Sánchez meets Brown to boost global cooperation

Published on May 16, 2026 | Translated from Spanish

Prime Minister Pedro Sánchez met with former British Prime Minister Gordon Brown, now the United Kingdom's Special Envoy for Global Finance, at La Moncloa. They reviewed the weakening of multilateral cooperation and the need to strengthen it in the face of global crises. Sánchez expressed his support for Brown's new mission, focused on public health, climate change, and economic justice.

Pedro Sánchez and Gordon Brown standing in front of a global interactive digital map, Sánchez pointing to a public health data node while Brown holds a tablet showing climate graphs, both during a meeting in a high-tech room with touch screens embedded in the table, financial documents and 3D models of sustainable infrastructure visible, cool LED lights and acoustic panels, photorealistic cinematic style, dramatic studio lighting, metallic and glass textures, sharp focus on collaborative gestures and technical devices.

Biotechnology as the axis of the new economic diplomacy 🌍

Brown, a key figure in the response to the 2008 financial crisis, arrives with a mandate that includes biotechnology as a strategic area. This sector, based on the manipulation of living organisms to develop products, requires international agreements to share genomic data and standardize patents. Technical cooperation between countries can accelerate the development of vaccines and climate-resistant crops, although the path is fraught with conflicting commercial interests and bureaucracy.
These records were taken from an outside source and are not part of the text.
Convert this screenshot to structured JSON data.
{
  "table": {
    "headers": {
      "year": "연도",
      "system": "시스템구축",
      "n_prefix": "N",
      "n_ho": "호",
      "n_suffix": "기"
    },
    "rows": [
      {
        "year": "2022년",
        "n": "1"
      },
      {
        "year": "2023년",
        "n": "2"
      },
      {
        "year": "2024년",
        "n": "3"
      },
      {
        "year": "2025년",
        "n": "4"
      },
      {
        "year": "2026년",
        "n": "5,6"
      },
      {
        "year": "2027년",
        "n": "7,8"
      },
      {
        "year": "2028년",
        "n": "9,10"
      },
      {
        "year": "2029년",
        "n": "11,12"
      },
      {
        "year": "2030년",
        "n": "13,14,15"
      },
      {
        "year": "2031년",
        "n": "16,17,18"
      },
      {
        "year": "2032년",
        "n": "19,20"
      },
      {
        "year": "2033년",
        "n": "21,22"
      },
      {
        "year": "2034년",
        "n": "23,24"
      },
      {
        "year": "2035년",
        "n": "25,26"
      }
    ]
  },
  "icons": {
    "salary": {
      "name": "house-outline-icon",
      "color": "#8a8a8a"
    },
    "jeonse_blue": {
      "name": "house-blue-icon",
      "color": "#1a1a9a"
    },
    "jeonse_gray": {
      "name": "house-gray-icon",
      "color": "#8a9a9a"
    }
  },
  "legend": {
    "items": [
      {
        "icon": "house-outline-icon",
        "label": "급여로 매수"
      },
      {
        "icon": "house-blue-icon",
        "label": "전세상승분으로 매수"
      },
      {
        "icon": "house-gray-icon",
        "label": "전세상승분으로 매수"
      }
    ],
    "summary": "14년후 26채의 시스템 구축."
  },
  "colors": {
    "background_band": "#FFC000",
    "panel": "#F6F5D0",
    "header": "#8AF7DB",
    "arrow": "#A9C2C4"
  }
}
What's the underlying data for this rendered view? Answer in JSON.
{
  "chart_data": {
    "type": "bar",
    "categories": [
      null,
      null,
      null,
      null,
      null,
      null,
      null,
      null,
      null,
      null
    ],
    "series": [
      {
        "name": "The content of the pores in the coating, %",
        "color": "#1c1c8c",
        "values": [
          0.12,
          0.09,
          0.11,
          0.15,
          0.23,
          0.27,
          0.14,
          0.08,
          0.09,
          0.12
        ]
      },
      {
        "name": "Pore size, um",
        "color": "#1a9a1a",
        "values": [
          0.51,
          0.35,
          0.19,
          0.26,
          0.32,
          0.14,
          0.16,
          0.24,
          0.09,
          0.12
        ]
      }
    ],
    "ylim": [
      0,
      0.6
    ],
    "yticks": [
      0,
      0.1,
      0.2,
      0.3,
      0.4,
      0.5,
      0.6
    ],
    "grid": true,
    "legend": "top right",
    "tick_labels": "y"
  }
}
Gordon Brown, from saving banks to saving the world (again) 😅

The former British Prime Minister, famous for bailing out banks with public money in 2008, is now trying to rescue global cooperation. The twist is curious: the same man who socialized financial losses is now calling for economic justice. Meanwhile, Sánchez smiles in the photo, perhaps thinking that if Brown manages to fix the climate and health, it will save him a few headaches at the next European summit. Ironies of fate.